We have never before so directly addressed a post to adoptive parents but we do know they are among our readers, and after considering the impact of adoptive-parent rejection of their children's first parents (and the difficulties of Julia Emily and others), we decided such a post was in order. We would appreciate hearing from adoptive parents in the comments. We can learn from each other, and do our best to be kind. We are all just doing what we can to get through. Life isn't easy.

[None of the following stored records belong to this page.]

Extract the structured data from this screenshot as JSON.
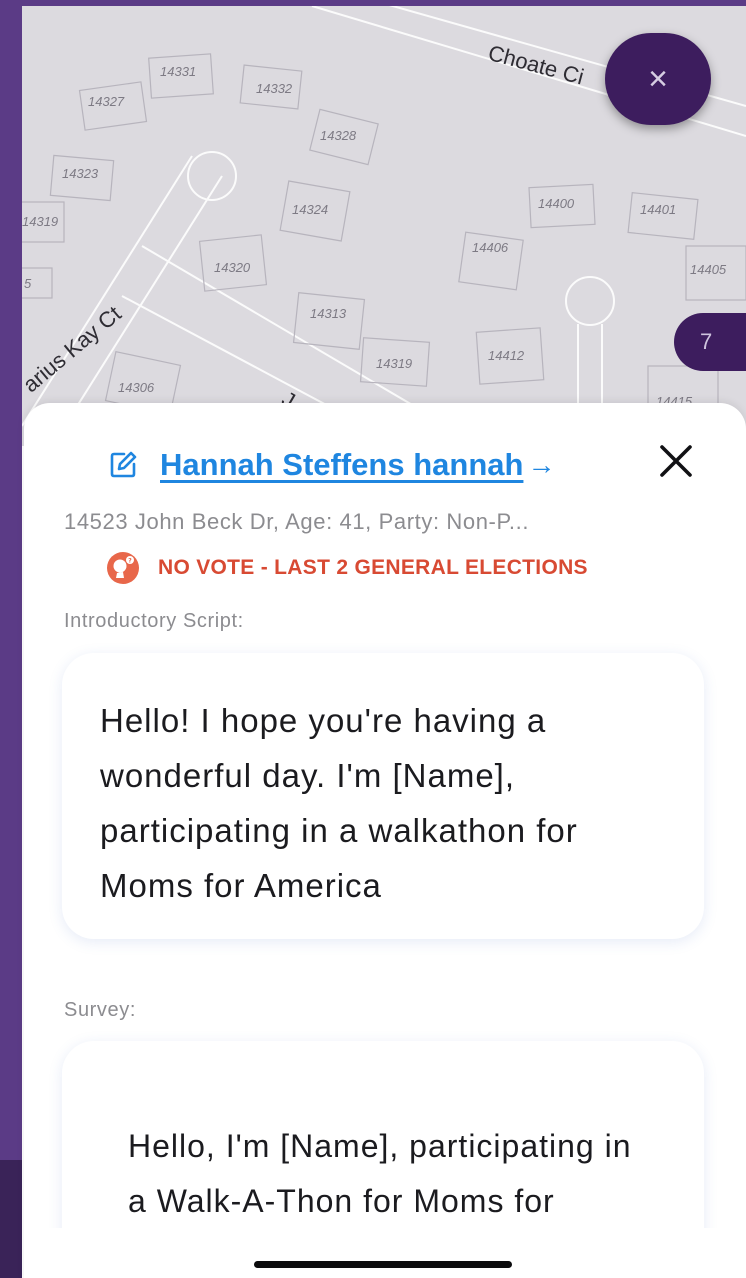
{
  "map": {
    "street_choate": "Choate Ci",
    "street_darius": "arius Kay Ct",
    "street_john": "J",
    "house_numbers": [
      "14331",
      "14332",
      "14327",
      "14328",
      "14323",
      "14324",
      "14319",
      "14320",
      "14400",
      "14401",
      "14406",
      "14405",
      "14313",
      "14319",
      "14412",
      "14306",
      "14415",
      "5"
    ],
    "close_fab_symbol": "×",
    "cluster_count": "7"
  },
  "voter": {
    "name": "Hannah Steffens hannah",
    "arrow": "→",
    "address_line": "14523 John Beck Dr, Age: 41, Party: Non-P...",
    "vote_status": "NO VOTE - LAST 2 GENERAL ELECTIONS"
  },
  "intro": {
    "label": "Introductory Script:",
    "text": "Hello! I hope you're having a wonderful day. I'm [Name], participating in a walkathon for Moms for America"
  },
  "survey": {
    "label": "Survey:",
    "text": "Hello, I'm [Name], participating in a Walk-A-Thon for Moms for"
  },
  "colors": {
    "purple_dark": "#3d1d5e",
    "link_blue": "#1f86e0",
    "alert_red": "#d84a33"
  },
  "icons": {
    "edit": "edit-icon",
    "close": "close-icon",
    "alert": "alert-icon",
    "arrow": "arrow-right-icon"
  }
}
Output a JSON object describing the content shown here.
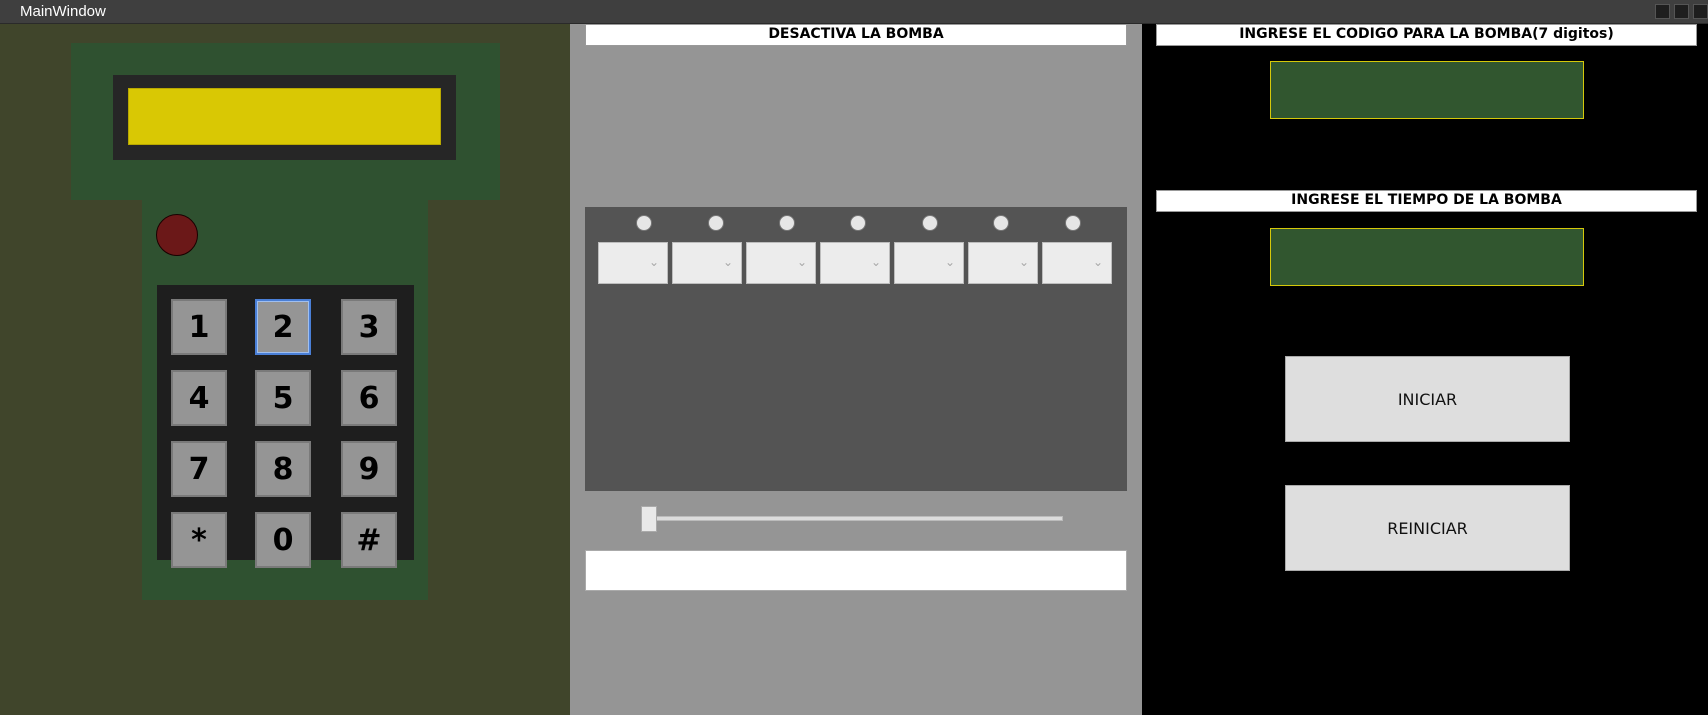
{
  "window": {
    "title": "MainWindow"
  },
  "keypad": {
    "keys": [
      "1",
      "2",
      "3",
      "4",
      "5",
      "6",
      "7",
      "8",
      "9",
      "*",
      "0",
      "#"
    ],
    "focused_key": "2",
    "lcd_color": "#d9c804",
    "led_color": "#6b1818"
  },
  "middle": {
    "header": "DESACTIVA LA BOMBA",
    "wire_count": 7,
    "slider_value": 0
  },
  "right": {
    "code_header": "INGRESE EL CODIGO PARA LA BOMBA(7 digitos)",
    "time_header": "INGRESE EL TIEMPO DE LA BOMBA",
    "start_label": "INICIAR",
    "reset_label": "REINICIAR"
  },
  "colors": {
    "left_bg": "#40452b",
    "device_green": "#2f5130",
    "mid_bg": "#959595",
    "right_bg": "#000000",
    "input_border": "#d5c80a"
  }
}
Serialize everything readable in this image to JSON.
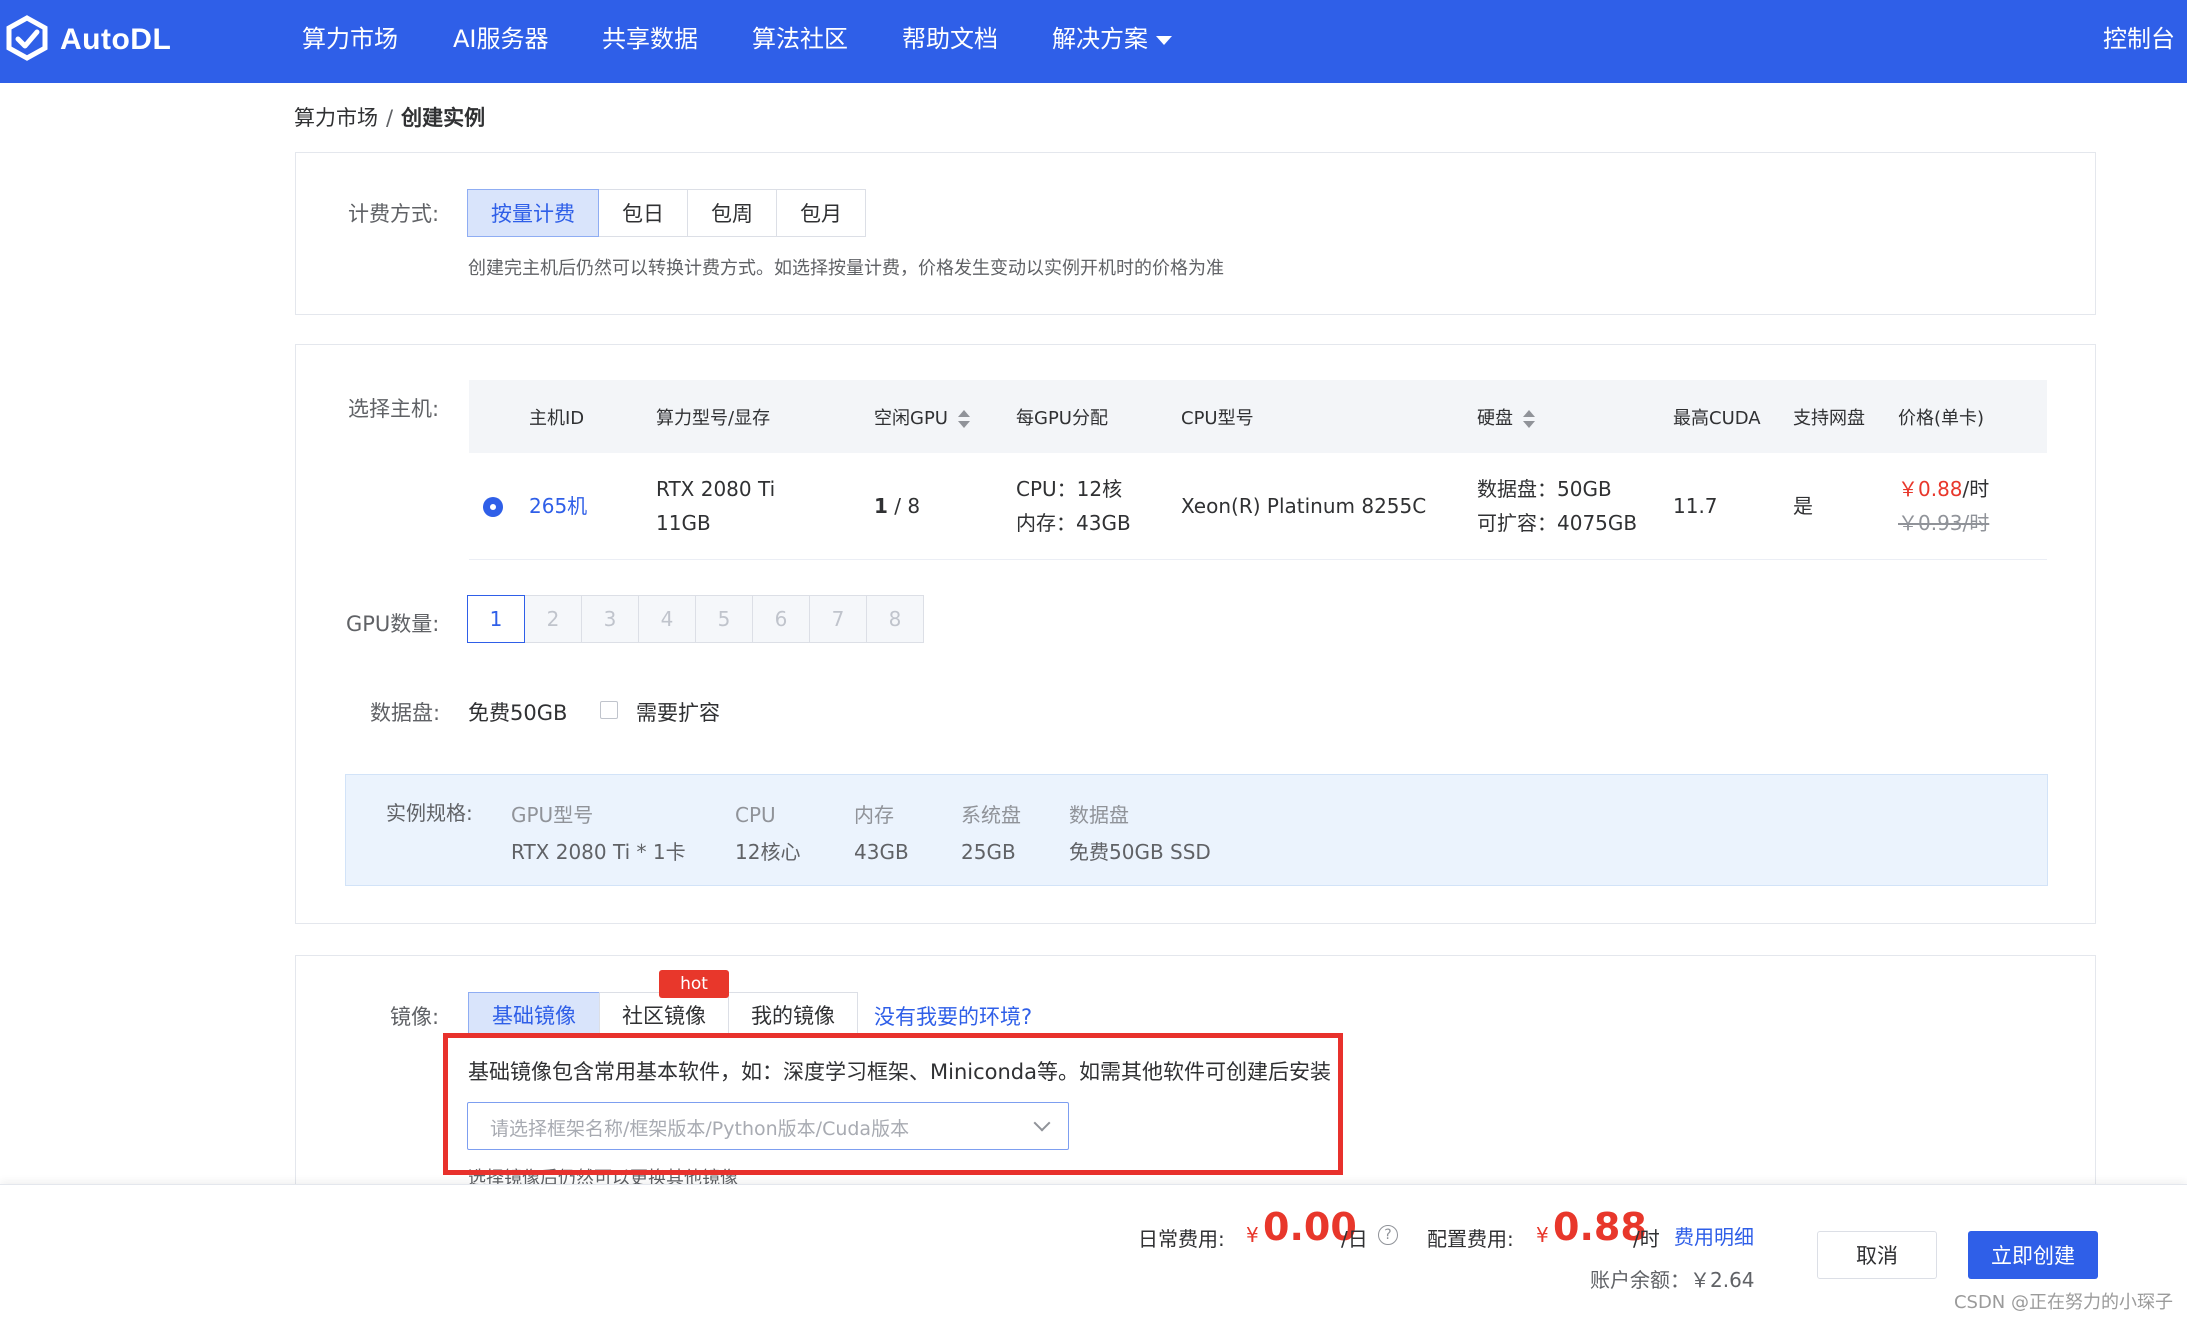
{
  "app": {
    "logo_text": "AutoDL",
    "nav": [
      "算力市场",
      "AI服务器",
      "共享数据",
      "算法社区",
      "帮助文档",
      "解决方案"
    ],
    "console": "控制台"
  },
  "breadcrumb": {
    "parent": "算力市场",
    "separator": "/",
    "current": "创建实例"
  },
  "billing": {
    "label": "计费方式:",
    "options": [
      "按量计费",
      "包日",
      "包周",
      "包月"
    ],
    "selected": "按量计费",
    "hint": "创建完主机后仍然可以转换计费方式。如选择按量计费，价格发生变动以实例开机时的价格为准"
  },
  "host": {
    "label": "选择主机:",
    "columns": [
      "主机ID",
      "算力型号/显存",
      "空闲GPU",
      "每GPU分配",
      "CPU型号",
      "硬盘",
      "最高CUDA",
      "支持网盘",
      "价格(单卡)"
    ],
    "row": {
      "id": "265机",
      "gpu_model": "RTX 2080 Ti",
      "gpu_mem": "11GB",
      "free_gpu": "1",
      "total_gpu": " / 8",
      "cpu_alloc": "CPU：12核",
      "mem_alloc": "内存：43GB",
      "cpu_model": "Xeon(R) Platinum 8255C",
      "disk": "数据盘：50GB",
      "disk_expand": "可扩容：4075GB",
      "cuda": "11.7",
      "netdisk": "是",
      "price": "￥0.88",
      "price_unit": "/时",
      "old_price": "￥0.93/时"
    }
  },
  "gpu_count": {
    "label": "GPU数量:",
    "options": [
      "1",
      "2",
      "3",
      "4",
      "5",
      "6",
      "7",
      "8"
    ],
    "selected": "1"
  },
  "data_disk": {
    "label": "数据盘:",
    "free": "免费50GB",
    "expand_label": "需要扩容"
  },
  "spec": {
    "label": "实例规格:",
    "gpu_k": "GPU型号",
    "gpu_v": "RTX 2080 Ti * 1卡",
    "cpu_k": "CPU",
    "cpu_v": "12核心",
    "mem_k": "内存",
    "mem_v": "43GB",
    "sys_k": "系统盘",
    "sys_v": "25GB",
    "data_k": "数据盘",
    "data_v": "免费50GB SSD"
  },
  "image": {
    "label": "镜像:",
    "tabs": [
      "基础镜像",
      "社区镜像",
      "我的镜像"
    ],
    "hot_badge": "hot",
    "no_env_link": "没有我要的环境?",
    "desc": "基础镜像包含常用基本软件，如：深度学习框架、Miniconda等。如需其他软件可创建后安装",
    "select_placeholder": "请选择框架名称/框架版本/Python版本/Cuda版本",
    "cut_text": "选择镜像后仍然可以更换其他镜像"
  },
  "footer": {
    "daily_label": "日常费用:",
    "daily_yen": "¥",
    "daily_value": "0.00",
    "daily_unit": "/日",
    "config_label": "配置费用:",
    "config_yen": "¥",
    "config_value": "0.88",
    "config_unit": "/时",
    "detail_link": "费用明细",
    "balance": "账户余额：￥2.64",
    "cancel": "取消",
    "create": "立即创建"
  },
  "watermark": "CSDN @正在努力的小琛子",
  "colors": {
    "primary": "#2f5fe8",
    "price_red": "#e8372b",
    "highlight_box": "#e8312c"
  }
}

The Primal Wound: Understanding the Adopted Child by Nancy Verrier
The author is a mother, both by adoption and biology. In some ways, this is a tough book for both kinds of parents to read, but it is full of nuggets that may help both kinds of parents understand the adoptee. Some find it controversial, and her main theory--that adoption is a kind of primal wound--specious. I found the book very informative and useful. I sent a copy to Jane's parents. I do not know if they read it, because we never discussed it.
Adoption: Uncharted Waters by David Kirschner
Talk about controversial! This book is it. But eye-opening.
"A must read. I found the book interesting, intriguing and well-supported by well-known members of the adoption community." --Adoption Today Magazine, August/September, 2006.
"Kirschner brings attention to the concept of Adopted Child Syndrome, which is bred through lies and fantasies about birth parents." --Fostering Families Today Magazine, July/August, 2006.